Founder and proprietor, Kaayo Modern Mindanao

What are some of the challenges and opportunities for women in your industry/ sector?
I guess the biggest challenge was that nobody saw this crisis coming. We at Kaayo were already done with schedules and collections for the year but God put a hold on everything so I took the opportunity to stop, breathe and eventually innovate, and reinvent. We shifted to designing collections and collaborations that support the #BeatCovid19Together campaign. We would always create with a purpose; but now, we continue on together with our Tribes with a new purpose.

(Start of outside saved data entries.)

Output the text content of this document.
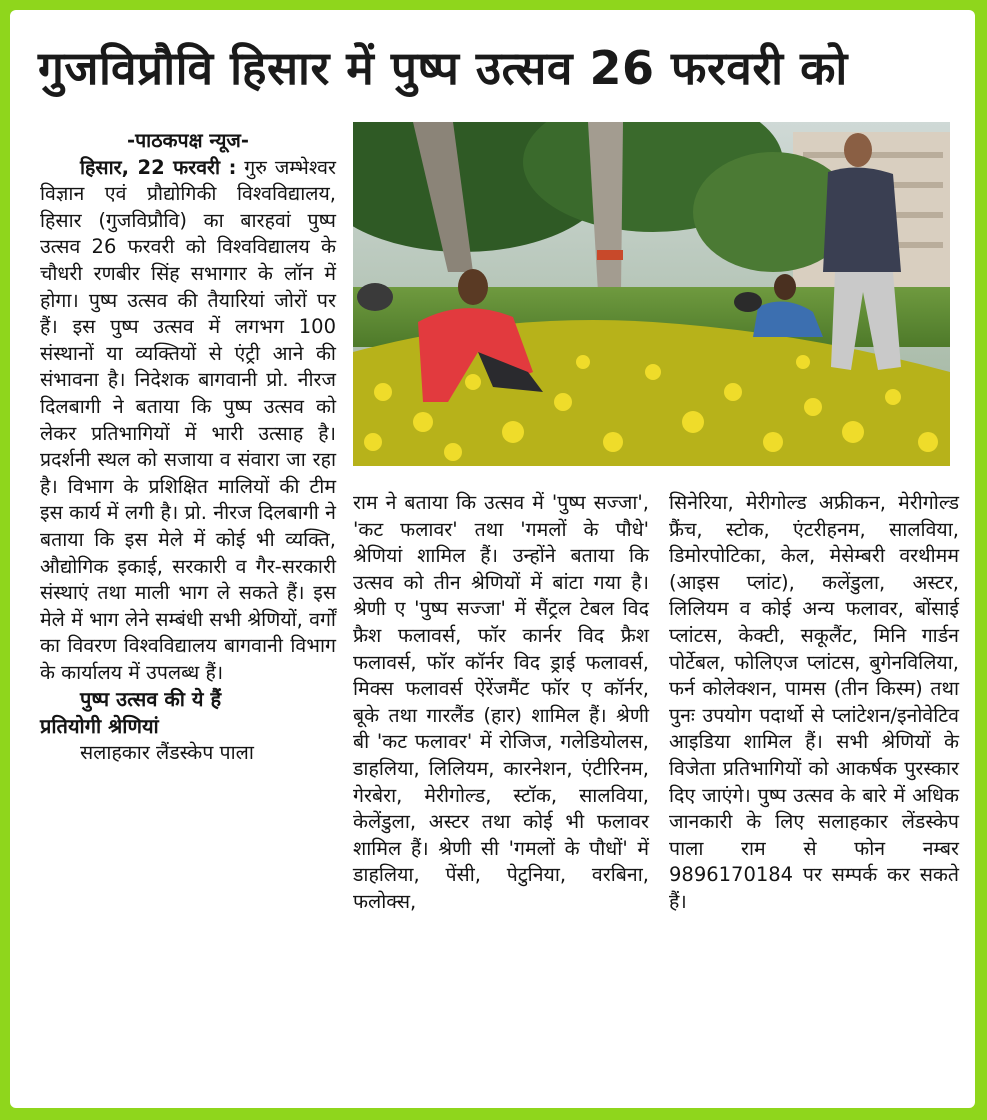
गुजविप्रौवि हिसार में पुष्प उत्सव 26 फरवरी को

-पाठकपक्ष न्यूज-

हिसार, 22 फरवरी : गुरु जम्भेश्वर विज्ञान एवं प्रौद्योगिकी विश्वविद्यालय, हिसार (गुजविप्रौवि) का बारहवां पुष्प उत्सव 26 फरवरी को विश्वविद्यालय के चौधरी रणबीर सिंह सभागार के लॉन में होगा। पुष्प उत्सव की तैयारियां जोरों पर हैं। इस पुष्प उत्सव में लगभग 100 संस्थानों या व्यक्तियों से एंट्री आने की संभावना है। निदेशक बागवानी प्रो. नीरज दिलबागी ने बताया कि पुष्प उत्सव को लेकर प्रतिभागियों में भारी उत्साह है। प्रदर्शनी स्थल को सजाया व संवारा जा रहा है। विभाग के प्रशिक्षित मालियों की टीम इस कार्य में लगी है। प्रो. नीरज दिलबागी ने बताया कि इस मेले में कोई भी व्यक्ति, औद्योगिक इकाई, सरकारी व गैर-सरकारी संस्थाएं तथा माली भाग ले सकते हैं। इस मेले में भाग लेने सम्बंधी सभी श्रेणियों, वर्गों का विवरण विश्वविद्यालय बागवानी विभाग के कार्यालय में उपलब्ध हैं।

पुष्प उत्सव की ये हैं

प्रतियोगी श्रेणियां

सलाहकार लैंडस्केप पाला

राम ने बताया कि उत्सव में 'पुष्प सज्जा', 'कट फलावर' तथा 'गमलों के पौधे' श्रेणियां शामिल हैं। उन्होंने बताया कि उत्सव को तीन श्रेणियों में बांटा गया है। श्रेणी ए 'पुष्प सज्जा' में सैंट्रल टेबल विद फ्रैश फलावर्स, फॉर कार्नर विद फ्रैश फलावर्स, फॉर कॉर्नर विद ड्राई फलावर्स, मिक्स फलावर्स ऐरेंजमैंट फॉर ए कॉर्नर, बूके तथा गारलैंड (हार) शामिल हैं। श्रेणी बी 'कट फलावर' में रोजिज, गलेडियोलस, डाहलिया, लिलियम, कारनेशन, एंटीरिनम, गेरबेरा, मेरीगोल्ड, स्टॉक, सालविया, केलेंडुला, अस्टर तथा कोई भी फलावर शामिल हैं। श्रेणी सी 'गमलों के पौधों' में डाहलिया, पेंसी, पेटुनिया, वरबिना, फलोक्स,

सिनेरिया, मेरीगोल्ड अफ्रीकन, मेरीगोल्ड फ्रैंच, स्टोक, एंटरीहनम, सालविया, डिमोरपोटिका, केल, मेसेम्बरी वरथीमम (आइस प्लांट), कलेंडुला, अस्टर, लिलियम व कोई अन्य फलावर, बोंसाई प्लांटस, केक्टी, सकूलैंट, मिनि गार्डन पोर्टेबल, फोलिएज प्लांटस, बुगेनविलिया, फर्न कोलेक्शन, पामस (तीन किस्म) तथा पुनः उपयोग पदार्थो से प्लांटेशन/इनोवेटिव आइडिया शामिल हैं। सभी श्रेणियों के विजेता प्रतिभागियों को आकर्षक पुरस्कार दिए जाएंगे। पुष्प उत्सव के बारे में अधिक जानकारी के लिए सलाहकार लेंडस्केप पाला राम से फोन नम्बर 9896170184 पर सम्पर्क कर सकते हैं।
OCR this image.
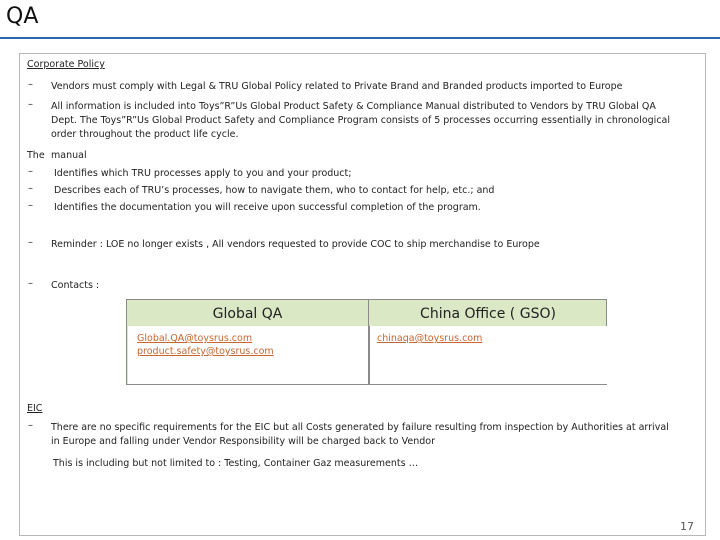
QA
Corporate Policy
– Vendors must comply with Legal & TRU Global Policy related to Private Brand and Branded products imported to Europe
– All information is included into Toys”R”Us Global Product Safety & Compliance Manual distributed to Vendors by TRU Global QA
Dept. The Toys”R”Us Global Product Safety and Compliance Program consists of 5 processes occurring essentially in chronological
order throughout the product life cycle.
The manual
– Identifies which TRU processes apply to you and your product;
– Describes each of TRU’s processes, how to navigate them, who to contact for help, etc.; and
– Identifies the documentation you will receive upon successful completion of the program.
– Reminder : LOE no longer exists , All vendors requested to provide COC to ship merchandise to Europe
– Contacts :
Global QA	China Office ( GSO)
Global.QA@toysrus.com
product.safety@toysrus.com
chinaqa@toysrus.com
EIC
– There are no specific requirements for the EIC but all Costs generated by failure resulting from inspection by Authorities at arrival
in Europe and falling under Vendor Responsibility will be charged back to Vendor
This is including but not limited to : Testing, Container Gaz measurements …
17
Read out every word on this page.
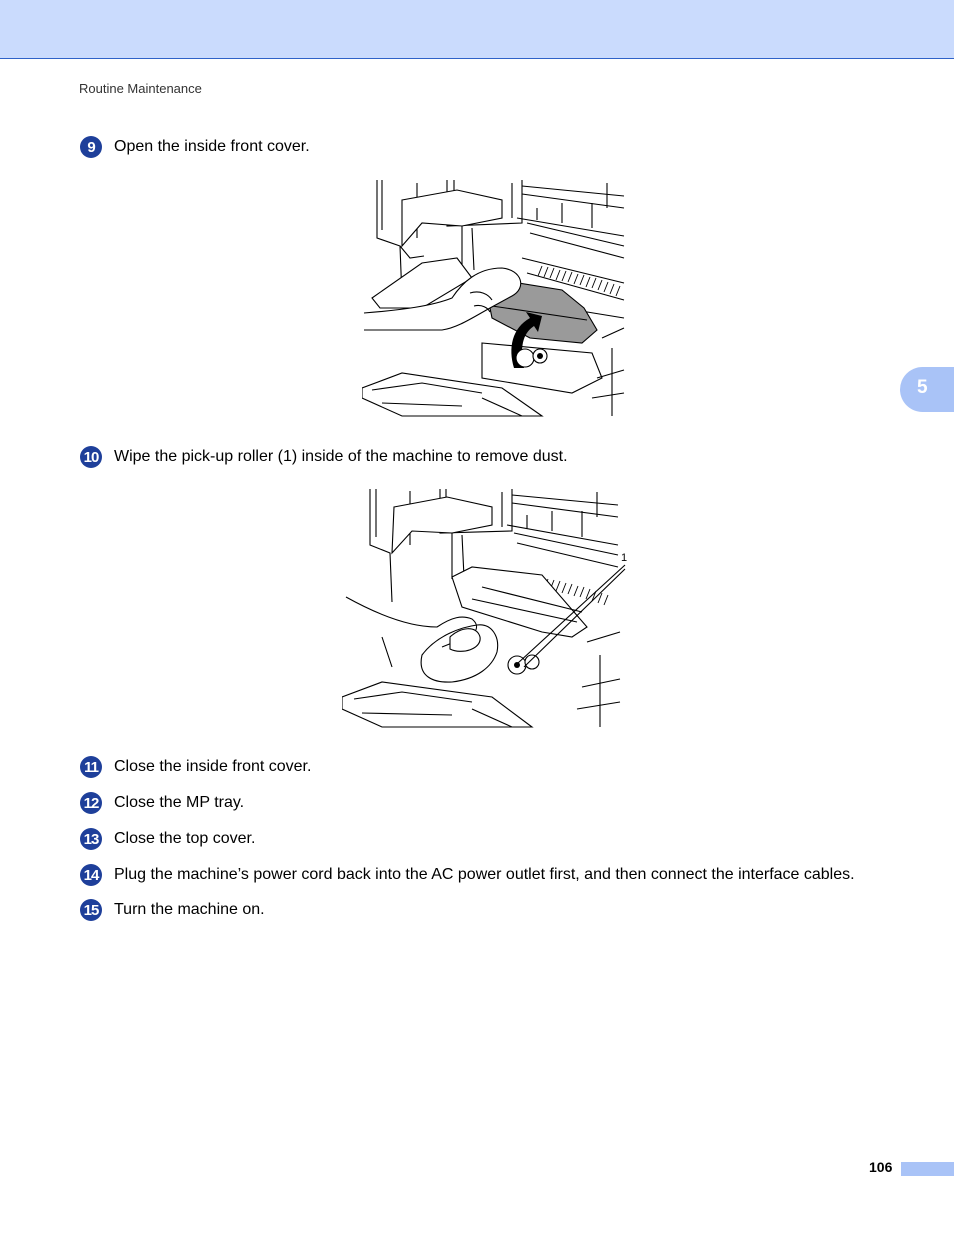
Routine Maintenance
5
9	Open the inside front cover.
10 Wipe the pick-up roller (1) inside of the machine to remove dust.
1
11 Close the inside front cover.
12 Close the MP tray.
13 Close the top cover.
14 Plug the machine’s power cord back into the AC power outlet first, and then connect the interface cables.
15 Turn the machine on.
106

What has been the biggest, most significant barrier you have encountered as a woman in your career?
I guess before anything else, I am a wife and a mother. So being a wife to my husband Karlo—who works for government—took most of my time during the start of this crisis. I had to be there for my husband to remind him always that in order for us to get through this he had to rise above the noise, focus on work that had to be done and keep moving forward. At the same time, I was making schedules for my kids to keep them busy, productive and happy.

Who inspires you?
Now, more than ever, my husband Karlo. His passion, his purpose, his faith and the quality of his work are things I will always be proud of. We have been through so much, but this guy stands firm. I keep telling him that he is so lucky to have found me (because he is so serious) but okay, fine. I will say that I am the luckiest.

What advise would you give to future women leaders?
Know who you are and what you stand for. Then fight for what you believe in.